Leaving his small children behind at home, he adopted a life of whale-watching and spiritual discovery.
He became a tree-surgeon and later admitted, 'I do recall having a recognition of myself that I was exhibiting some sort of courage, but of course, in many other people's minds I was exhibiting some sort of cowardice.'
He recollected an out-of-body experience on a clifftop, and how an encounter with whales made him cry 'almost nonstop' for seven days.
'I found myself looking down at my sleeping body,' he said.
'The next thing I know, I'm flying out into the ocean into the dark waters and swimming with the whales.
'I'm being pulled along by them and there is this conversation going on... it was a complete clearing out, a transmission of energy.
'These days of expansion unfortunately can't be repeated, but when one's in it, it is the most exciting part of your life.'
Constance's father claims he does not know how long his exile lasted.

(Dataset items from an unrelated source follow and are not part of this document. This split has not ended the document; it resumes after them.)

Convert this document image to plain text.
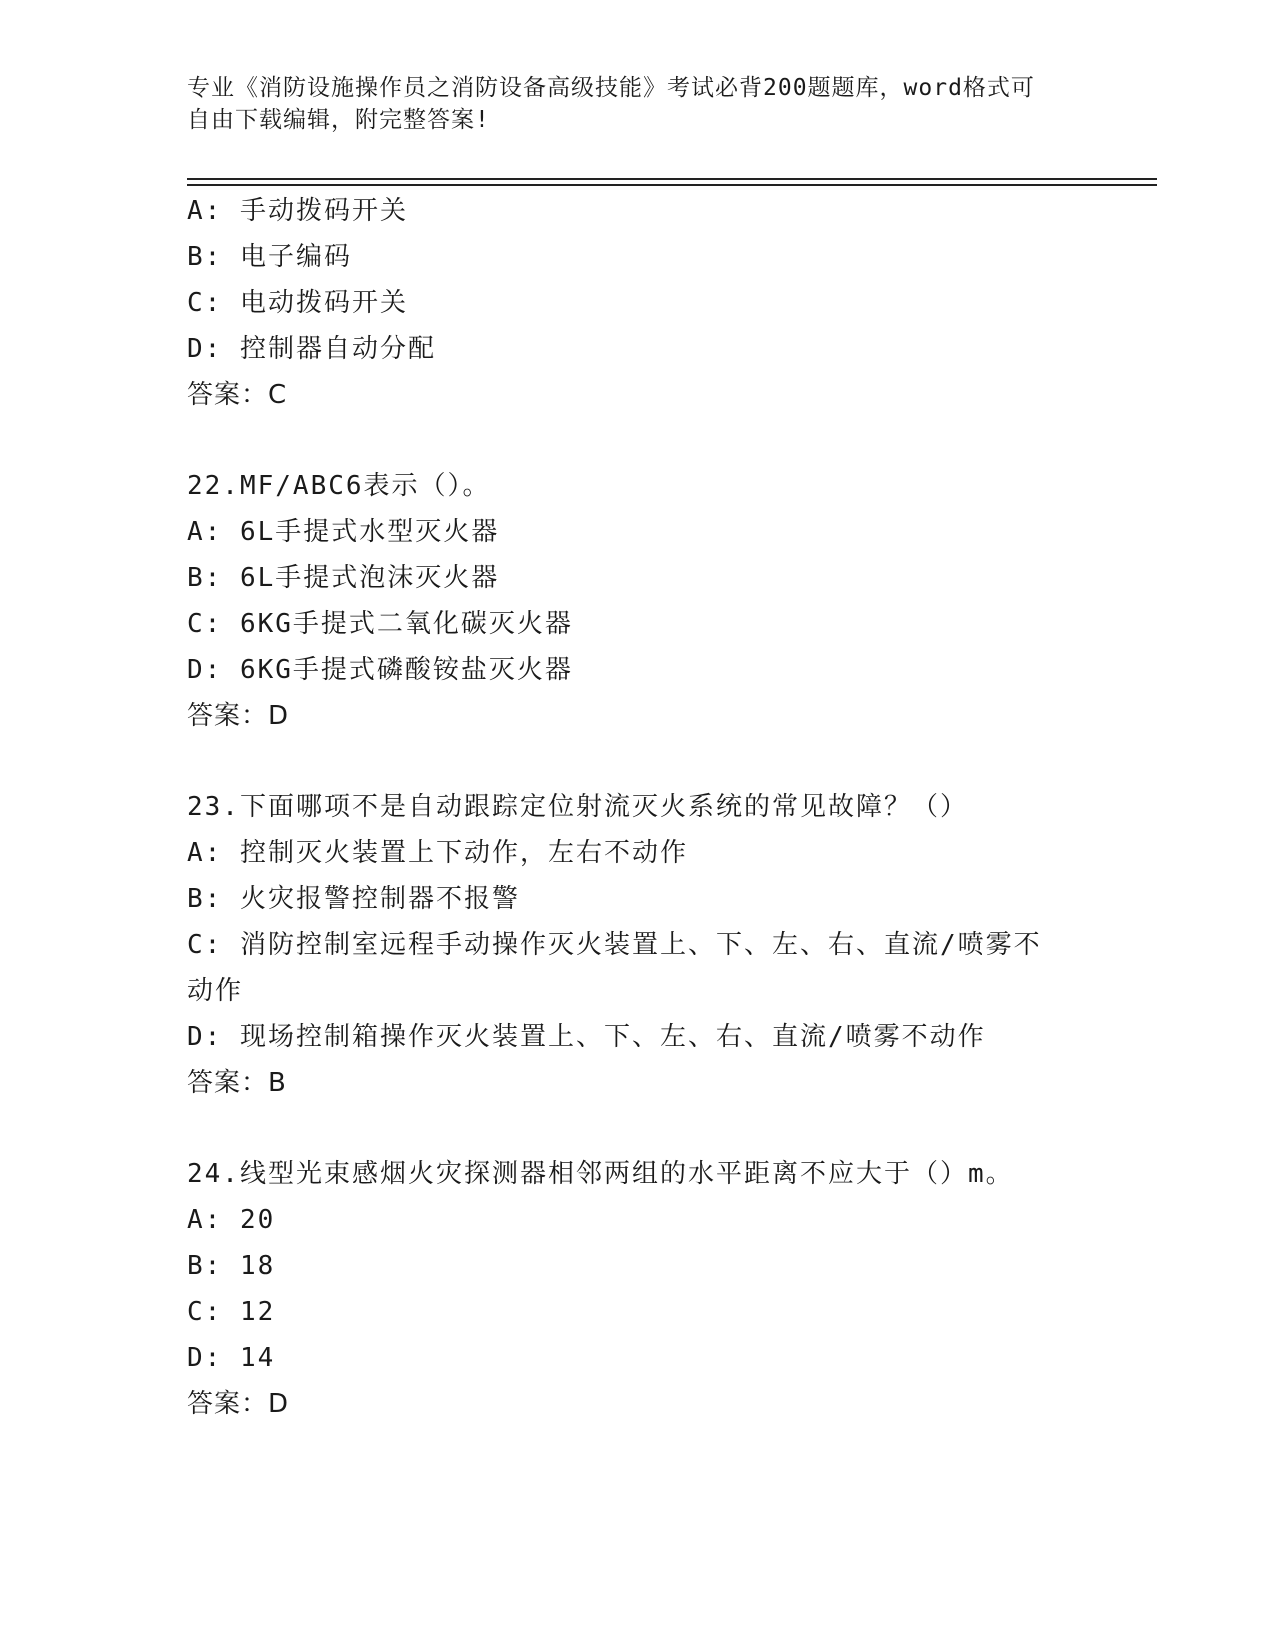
专业《消防设施操作员之消防设备高级技能》考试必背200题题库，word格式可
自由下载编辑，附完整答案!
A: 手动拨码开关
B: 电子编码
C: 电动拨码开关
D: 控制器自动分配
答案：C
22.MF/ABC6表示（）。
A: 6L手提式水型灭火器
B: 6L手提式泡沫灭火器
C: 6KG手提式二氧化碳灭火器
D: 6KG手提式磷酸铵盐灭火器
答案：D
23.下面哪项不是自动跟踪定位射流灭火系统的常见故障？（）
A: 控制灭火装置上下动作，左右不动作
B: 火灾报警控制器不报警
C: 消防控制室远程手动操作灭火装置上、下、左、右、直流/喷雾不动作
D: 现场控制箱操作灭火装置上、下、左、右、直流/喷雾不动作
答案：B
24.线型光束感烟火灾探测器相邻两组的水平距离不应大于（）m。
A: 20
B: 18
C: 12
D: 14
答案：D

He eventually returned to the UK, but not to his old life at Crichel House - he lived in a lorry, worked as a chef, then trained in a form of head massage called craniosacral therapy.
He passed his estate on to his eldest son Max, who was studying environmental science and geography at Oxford Brookes University at the time.
In 2013, Max sold the house and 400 acres of its land to American hedge fund billionaire Richard Chilton for a reported £34 million.
All this high life and big money is very far from a cramped cell in a Surrey women's prison where prisoner A9624X Constance Marten now awaits sentencing on charges of manslaughter by gross negligence, concealing the birth of a child, perverting the course of justice by not reporting her death, and child cruelty.